Private sector finance plays pivotal role in tackling world’s water crisis
- October 26, 2018
- Posted by: administrator
- Category: Global, Investment and Finance
A new report from WWF, ING and The Boston Consulting Group (BCG) is calling for urgent efforts by corporates, investors, governments and NGOs to address the world’s deteriorating water situation via private sector finance to help deliver sustainable, bankable freshwater projects
Released at the Financial Times Water Summit in London this week, Seizing the Water Opportunity details how private and public capital can join forces to boost global efforts to achieve the Sustainable Development Goal of water for all, securing a critical lifeline for societies, economies and the bottom lines of firms and financiers.
With global water resources under ever-increasing stress, the report says the private sector is set to play a pivotal role in tackling the steadily worsening water crisis and help improve water security, create financial value and enhance the health of the world’s river basins.
“Without substantial investment in sustainable freshwater projects, the world’s water crisis will only get worse – increasing water shortages, degrading precious ecosystems, and putting businesses at risk of drying and drowning assets,” said Aaron Vermeulen, WWF Global Lead Finance and Freshwater.
“The only way to secure sufficient investment is by leveraging the power of the private sector. But individual bankable projects must be part of a broader river basin approach, which also includes improvements to freshwater governance and blended finance mechanisms,” added Vermeulen.
OECD says US$1 trillion must be invested each year in water infrastructure alone
The Organization for Economic Co-operation and Development (OECD) estimates that US$1 trillion needs to be invested each year in water infrastructure alone to secure water for all. Given the size of investment required to realize the SDGs, the private sector is set to play a pivotal role. In the water sector, philanthropic donations and grants make up only a fraction of the more than US$1 trillion needed.
According to the report, this presents an opportunity for companies and private sector investors to improve sustainable water resource management and mitigate water risk while also generating solid financial returns.
“By working with our partners and network of water experts like WWF and BCG, ING invests in building a pipeline of sustainable water projects that offer sufficient financial returns and help to reduce long-term water related risk,” said Ambika Jindal, ING Bank, VP Sustainable Finance. “We see opportunities in the water sector and find it important to catalyse freshwater projects that will benefit economies and ecosystems.”
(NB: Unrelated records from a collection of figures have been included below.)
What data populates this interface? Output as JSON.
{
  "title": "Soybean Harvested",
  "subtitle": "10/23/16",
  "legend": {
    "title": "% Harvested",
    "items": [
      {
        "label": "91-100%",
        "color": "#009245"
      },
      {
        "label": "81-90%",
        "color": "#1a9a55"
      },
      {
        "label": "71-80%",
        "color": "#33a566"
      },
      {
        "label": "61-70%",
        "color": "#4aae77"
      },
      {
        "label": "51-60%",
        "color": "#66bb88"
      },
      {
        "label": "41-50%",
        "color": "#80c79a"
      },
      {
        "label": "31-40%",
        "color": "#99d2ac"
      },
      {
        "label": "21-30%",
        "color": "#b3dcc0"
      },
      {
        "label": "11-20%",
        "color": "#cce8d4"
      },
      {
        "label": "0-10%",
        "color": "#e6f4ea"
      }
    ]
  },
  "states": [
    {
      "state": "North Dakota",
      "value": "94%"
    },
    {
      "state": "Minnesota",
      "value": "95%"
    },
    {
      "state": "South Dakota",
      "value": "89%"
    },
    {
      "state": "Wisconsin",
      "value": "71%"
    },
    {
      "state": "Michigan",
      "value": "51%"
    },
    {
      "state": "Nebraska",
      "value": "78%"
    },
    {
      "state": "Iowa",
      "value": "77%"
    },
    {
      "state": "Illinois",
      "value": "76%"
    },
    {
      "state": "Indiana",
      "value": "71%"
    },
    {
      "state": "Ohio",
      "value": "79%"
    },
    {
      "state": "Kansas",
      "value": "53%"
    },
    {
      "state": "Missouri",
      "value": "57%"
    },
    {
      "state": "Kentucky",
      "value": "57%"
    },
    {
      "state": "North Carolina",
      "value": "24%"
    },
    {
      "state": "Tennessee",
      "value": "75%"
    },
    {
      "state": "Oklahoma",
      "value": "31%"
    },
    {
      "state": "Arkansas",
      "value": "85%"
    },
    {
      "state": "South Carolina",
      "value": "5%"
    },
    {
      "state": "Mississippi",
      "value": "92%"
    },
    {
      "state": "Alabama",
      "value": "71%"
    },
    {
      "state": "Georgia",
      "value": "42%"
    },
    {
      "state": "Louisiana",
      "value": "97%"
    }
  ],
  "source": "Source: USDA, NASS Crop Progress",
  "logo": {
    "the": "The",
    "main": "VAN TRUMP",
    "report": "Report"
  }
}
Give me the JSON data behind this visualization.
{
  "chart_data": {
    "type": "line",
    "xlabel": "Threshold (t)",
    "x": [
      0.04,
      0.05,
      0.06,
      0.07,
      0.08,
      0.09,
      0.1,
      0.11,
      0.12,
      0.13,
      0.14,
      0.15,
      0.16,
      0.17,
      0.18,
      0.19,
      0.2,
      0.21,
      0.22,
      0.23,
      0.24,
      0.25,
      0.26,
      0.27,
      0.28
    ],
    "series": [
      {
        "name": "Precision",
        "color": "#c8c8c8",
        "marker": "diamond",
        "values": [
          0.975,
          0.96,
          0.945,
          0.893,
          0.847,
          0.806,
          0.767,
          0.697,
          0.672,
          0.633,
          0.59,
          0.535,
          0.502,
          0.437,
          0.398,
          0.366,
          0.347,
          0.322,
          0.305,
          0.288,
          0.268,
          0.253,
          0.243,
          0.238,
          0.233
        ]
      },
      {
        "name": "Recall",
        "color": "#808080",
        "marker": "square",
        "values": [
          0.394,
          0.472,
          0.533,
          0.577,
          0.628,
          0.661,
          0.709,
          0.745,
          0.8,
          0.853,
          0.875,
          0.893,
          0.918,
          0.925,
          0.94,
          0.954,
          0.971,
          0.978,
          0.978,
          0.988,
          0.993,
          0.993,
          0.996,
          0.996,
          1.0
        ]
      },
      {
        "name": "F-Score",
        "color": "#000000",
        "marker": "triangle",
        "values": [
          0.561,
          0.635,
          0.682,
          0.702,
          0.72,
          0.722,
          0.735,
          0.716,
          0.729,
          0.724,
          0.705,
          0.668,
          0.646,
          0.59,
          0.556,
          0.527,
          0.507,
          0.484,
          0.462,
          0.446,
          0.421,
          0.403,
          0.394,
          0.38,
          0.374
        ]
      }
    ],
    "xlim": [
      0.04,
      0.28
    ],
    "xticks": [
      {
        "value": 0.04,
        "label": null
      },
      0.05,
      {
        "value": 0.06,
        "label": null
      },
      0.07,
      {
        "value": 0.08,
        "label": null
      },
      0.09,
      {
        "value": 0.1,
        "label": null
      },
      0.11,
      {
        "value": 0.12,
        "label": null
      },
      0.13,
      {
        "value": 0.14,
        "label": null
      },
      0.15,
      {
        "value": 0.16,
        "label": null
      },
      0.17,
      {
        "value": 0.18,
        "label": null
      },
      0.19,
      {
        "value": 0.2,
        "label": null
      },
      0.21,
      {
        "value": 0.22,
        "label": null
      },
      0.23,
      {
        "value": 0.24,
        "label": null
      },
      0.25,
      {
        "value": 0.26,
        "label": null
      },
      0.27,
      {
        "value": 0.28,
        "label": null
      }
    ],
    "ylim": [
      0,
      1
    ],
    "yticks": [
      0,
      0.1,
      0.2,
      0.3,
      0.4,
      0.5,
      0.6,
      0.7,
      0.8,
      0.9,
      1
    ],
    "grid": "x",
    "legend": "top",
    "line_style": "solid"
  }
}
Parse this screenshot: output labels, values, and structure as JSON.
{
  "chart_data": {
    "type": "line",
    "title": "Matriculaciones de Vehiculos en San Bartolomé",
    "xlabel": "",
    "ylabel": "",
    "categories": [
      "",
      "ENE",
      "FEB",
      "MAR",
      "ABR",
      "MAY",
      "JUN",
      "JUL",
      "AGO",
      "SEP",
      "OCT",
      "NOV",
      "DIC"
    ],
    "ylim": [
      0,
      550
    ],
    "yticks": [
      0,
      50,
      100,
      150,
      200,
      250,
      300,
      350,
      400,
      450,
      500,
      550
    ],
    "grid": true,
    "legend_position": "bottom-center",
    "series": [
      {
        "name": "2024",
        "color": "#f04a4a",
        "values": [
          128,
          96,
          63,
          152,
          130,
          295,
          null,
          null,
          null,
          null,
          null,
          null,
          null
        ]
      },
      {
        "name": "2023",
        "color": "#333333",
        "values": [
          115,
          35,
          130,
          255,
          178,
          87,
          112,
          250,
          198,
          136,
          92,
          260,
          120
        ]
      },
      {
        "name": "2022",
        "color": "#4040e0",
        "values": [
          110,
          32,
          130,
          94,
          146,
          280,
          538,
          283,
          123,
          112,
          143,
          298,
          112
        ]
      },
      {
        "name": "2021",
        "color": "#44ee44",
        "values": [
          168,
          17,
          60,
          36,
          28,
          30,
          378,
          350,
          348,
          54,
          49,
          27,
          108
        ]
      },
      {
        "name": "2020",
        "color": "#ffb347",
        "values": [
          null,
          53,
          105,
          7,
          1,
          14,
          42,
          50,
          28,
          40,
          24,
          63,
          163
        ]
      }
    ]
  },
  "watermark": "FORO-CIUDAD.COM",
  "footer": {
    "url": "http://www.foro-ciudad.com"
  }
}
The opportunities for sustainable bankable projects range across all sectors from improving agricultural water usage to enhancing industrial wastewater treatment, developing solar power plants and restoring wetlands. The report highlights some existing bankable projects including:
- Farmers close to the Great Barrier Reef adopting sustainable practices, which curbed reef-damaging river pollution and generated significant financial benefits
- Textile manufacturers in Turkey’s Buyuk Menderes basin implementing cleaner production methods, which reduced their costs and cut pollution
- UK utility Anglian Water raised £250 million in a green bond jointly arranged by ING with proceeds being used to tackle ecosystem-related issues, including resilience and drought.
Common characteristics among these projects include:
- a capacity to generate a sufficiently large cashflow or mitigate risks
- positive impact on the environment
- ensuring the whole river basin is taken into consideration.
Based on these principles, WWF is working on building a cooperative approach to bankable freshwater projects. Advisory sessions have already been held with potential investors and financial experts providing feedback on possible projects in eight river basins – part of a growing pipeline of projects.
However, this barely scratches the surface, according to the report.
BCG: able to measure correlation between societal, environmental and financial performance
“Under mounting pressure from investors, customers, and employees, companies are increasingly taking a total societal impact view on their strategies. What’s more, across several industries, we have been able to measure a correlation between societal and environmental performance and financial performance. For several sectors, reducing water-related risks and costs throughout their value chains is a pivotal element in this effort,” said Adrien Portafaix, Principal at BCG. “In the wake of the SDGs, we see the emergence of a supporting ecosystem to help make sustainable investments more attractive to private sector players.”
Underlining the growing risks to their supply chains, the report is calling on multinational companies to take the lead in promoting better use of water resources by identifying bankable freshwater projects within their own operations and supply chains.
Proactively supporting investments in bankable projects can help companies gain a competitive advantage and benefit from lower costs, more resilient supply chains, and a better reputation with customers and regulators.
The report also recommends deeper collaboration between development finance institutions, government aid agencies, NGOs and private sector investors.
“With support from ING and BCG, WWF is using its freshwater expertise, global partnerships and convening power to develop bankable water projects in river basins across the globe,” said Vermeulen. “We believe this innovative approach will benefit communities and companies by contributing significantly to solving the world’s water crises.”